Auch „Your Love (Déjà Vu)“ vom neuen Album der GLASS ANIMALS kann man da hören. Und ja, das geht ins Ohr. Die Band aus Oxford hat ein herrliches Sommer-Album vorgelegt, das uns bis in den Winter begleiten darf. Denn es lässt sich so viel entdecken auf „Dreamland“, dem dritten Album des Quartetts um Dave Bayley. Musikalisch lassen sie sich ohnehin schwer greifen, aber wozu auch. Indie-Pop, sicher, aber dann fühlt man sich wie auf einer R’n’B-Platte, bis in „Space Ghost Coast To Coast“ Hip-Hop-Lines brodeln.

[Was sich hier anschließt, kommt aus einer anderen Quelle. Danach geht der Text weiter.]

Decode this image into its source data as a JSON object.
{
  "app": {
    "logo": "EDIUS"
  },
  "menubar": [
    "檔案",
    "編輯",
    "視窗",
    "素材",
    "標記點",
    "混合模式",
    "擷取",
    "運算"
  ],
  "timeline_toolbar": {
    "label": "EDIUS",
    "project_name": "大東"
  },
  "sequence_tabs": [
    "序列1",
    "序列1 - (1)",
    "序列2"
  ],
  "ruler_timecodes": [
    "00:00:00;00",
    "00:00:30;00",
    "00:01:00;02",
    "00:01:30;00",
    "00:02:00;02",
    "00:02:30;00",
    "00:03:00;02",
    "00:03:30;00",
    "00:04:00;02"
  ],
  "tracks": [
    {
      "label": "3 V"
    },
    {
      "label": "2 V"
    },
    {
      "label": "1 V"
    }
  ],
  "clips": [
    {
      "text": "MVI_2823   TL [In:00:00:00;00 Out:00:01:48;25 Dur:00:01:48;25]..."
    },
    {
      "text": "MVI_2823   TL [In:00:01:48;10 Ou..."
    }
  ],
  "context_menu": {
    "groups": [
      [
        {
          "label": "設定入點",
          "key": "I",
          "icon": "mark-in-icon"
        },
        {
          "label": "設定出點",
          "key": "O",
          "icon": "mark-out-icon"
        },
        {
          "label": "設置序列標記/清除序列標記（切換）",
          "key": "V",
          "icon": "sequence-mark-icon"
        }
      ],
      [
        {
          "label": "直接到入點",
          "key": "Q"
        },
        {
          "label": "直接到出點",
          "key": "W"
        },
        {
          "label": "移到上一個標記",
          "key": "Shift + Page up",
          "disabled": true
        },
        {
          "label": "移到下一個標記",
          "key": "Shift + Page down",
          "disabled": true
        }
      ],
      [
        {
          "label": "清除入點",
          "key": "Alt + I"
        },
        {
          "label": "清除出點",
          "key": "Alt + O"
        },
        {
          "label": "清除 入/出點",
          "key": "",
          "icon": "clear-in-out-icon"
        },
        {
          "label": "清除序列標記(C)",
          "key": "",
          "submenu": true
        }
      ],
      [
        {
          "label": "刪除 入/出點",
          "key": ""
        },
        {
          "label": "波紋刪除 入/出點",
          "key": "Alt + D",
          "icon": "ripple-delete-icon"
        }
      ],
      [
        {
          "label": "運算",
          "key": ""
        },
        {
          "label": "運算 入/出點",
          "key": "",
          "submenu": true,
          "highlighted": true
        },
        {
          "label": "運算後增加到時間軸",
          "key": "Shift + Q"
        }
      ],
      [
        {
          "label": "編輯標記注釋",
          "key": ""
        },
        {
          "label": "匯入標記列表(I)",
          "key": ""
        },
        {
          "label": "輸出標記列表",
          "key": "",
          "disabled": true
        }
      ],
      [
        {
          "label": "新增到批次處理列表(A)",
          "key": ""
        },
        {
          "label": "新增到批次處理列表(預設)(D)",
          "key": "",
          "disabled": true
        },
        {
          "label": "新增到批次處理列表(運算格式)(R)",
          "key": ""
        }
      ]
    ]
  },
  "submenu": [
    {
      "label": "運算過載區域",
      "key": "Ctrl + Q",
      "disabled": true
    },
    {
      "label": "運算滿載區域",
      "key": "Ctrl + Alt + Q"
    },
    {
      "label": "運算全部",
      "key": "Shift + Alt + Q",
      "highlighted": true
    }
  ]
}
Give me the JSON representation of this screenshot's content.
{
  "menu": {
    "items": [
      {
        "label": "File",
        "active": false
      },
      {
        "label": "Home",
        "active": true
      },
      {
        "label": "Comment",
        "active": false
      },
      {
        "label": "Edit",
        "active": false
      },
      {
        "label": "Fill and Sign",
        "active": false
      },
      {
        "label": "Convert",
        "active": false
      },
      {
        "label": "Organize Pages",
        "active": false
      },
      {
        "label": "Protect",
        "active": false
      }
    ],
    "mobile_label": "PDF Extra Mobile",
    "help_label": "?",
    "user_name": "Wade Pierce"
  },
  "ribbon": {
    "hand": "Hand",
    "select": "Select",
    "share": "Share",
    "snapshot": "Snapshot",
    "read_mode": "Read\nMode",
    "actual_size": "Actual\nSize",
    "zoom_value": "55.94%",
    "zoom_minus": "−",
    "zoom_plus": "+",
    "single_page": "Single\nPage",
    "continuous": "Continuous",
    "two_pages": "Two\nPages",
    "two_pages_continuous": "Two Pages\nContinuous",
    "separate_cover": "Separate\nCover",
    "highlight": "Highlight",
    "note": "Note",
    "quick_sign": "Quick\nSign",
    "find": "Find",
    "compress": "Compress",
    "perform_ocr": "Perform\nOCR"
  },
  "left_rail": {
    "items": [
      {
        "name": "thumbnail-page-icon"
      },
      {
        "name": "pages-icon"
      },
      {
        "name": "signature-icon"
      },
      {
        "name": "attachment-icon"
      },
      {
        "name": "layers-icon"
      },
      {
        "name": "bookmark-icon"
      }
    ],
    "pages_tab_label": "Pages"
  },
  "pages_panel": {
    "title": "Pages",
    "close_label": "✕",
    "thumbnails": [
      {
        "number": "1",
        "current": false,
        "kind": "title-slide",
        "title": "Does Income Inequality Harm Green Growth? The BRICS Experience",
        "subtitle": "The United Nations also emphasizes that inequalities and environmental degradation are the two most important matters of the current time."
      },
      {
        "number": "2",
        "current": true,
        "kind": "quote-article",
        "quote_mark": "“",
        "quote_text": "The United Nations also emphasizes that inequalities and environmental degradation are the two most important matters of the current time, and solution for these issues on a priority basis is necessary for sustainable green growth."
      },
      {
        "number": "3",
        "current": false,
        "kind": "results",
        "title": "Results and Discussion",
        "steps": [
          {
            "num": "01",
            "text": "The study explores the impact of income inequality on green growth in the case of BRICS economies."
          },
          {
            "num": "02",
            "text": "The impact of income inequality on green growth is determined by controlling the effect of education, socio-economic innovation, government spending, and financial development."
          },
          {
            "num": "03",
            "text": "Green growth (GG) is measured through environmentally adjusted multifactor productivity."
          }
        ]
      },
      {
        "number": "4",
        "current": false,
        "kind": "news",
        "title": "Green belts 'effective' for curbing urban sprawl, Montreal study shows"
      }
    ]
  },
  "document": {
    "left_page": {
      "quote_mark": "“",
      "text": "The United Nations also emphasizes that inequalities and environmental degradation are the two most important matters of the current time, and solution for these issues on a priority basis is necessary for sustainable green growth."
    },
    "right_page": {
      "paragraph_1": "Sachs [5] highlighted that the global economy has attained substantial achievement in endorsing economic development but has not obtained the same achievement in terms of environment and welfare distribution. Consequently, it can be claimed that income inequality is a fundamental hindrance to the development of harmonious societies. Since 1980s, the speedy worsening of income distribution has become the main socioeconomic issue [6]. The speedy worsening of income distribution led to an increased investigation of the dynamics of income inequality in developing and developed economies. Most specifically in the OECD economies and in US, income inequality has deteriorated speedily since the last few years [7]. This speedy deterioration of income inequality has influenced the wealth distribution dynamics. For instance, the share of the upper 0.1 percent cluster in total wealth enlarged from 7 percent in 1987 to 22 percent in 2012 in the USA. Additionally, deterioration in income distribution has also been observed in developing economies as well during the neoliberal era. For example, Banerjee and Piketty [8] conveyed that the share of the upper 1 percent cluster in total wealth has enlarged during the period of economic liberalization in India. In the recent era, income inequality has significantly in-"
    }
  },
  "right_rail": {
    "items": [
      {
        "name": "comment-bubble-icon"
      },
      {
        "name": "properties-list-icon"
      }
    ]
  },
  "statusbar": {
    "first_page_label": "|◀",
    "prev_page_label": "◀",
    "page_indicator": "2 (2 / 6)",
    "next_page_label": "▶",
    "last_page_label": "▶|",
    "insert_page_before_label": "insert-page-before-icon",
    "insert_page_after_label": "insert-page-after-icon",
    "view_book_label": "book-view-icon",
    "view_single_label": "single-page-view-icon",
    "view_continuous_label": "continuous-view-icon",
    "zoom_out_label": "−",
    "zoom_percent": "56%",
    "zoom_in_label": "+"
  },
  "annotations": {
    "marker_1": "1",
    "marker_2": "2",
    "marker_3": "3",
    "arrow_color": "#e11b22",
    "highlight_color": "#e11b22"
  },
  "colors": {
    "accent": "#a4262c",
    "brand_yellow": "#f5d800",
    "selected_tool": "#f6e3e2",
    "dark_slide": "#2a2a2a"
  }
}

Man könnte also fast hinwegträumen. Doch dieses „Dreamland“ ist ein zerbrechliches. Da gibt es die schon erwähnten musikalischen Brüche, aber spätestens, wenn man beim zweiten (oder dritten) Hören von „Domestic Bliss“ über die Zeilen stolpert, die von häuslicher Gewalt handeln,  zieht es einem den Plüschteppich unter den Füßen weg. Auch in den anderen Songs findet man Figuren, die „pefectly unsad“ sind. Nicht traurig, aber eben auch nicht fröhlich, wie die Figuren aus den Romanen der ebenfalls großartigen Sally Rooney. 

Die GLASS ANIMALS kriechen also erst heimlich ins Ohr, um sich erst dann so richtig zu strecken. Das ist dann doch viel mehr als Mainstream. Unter der süßen Oberfläche schlummern die Untraurigen.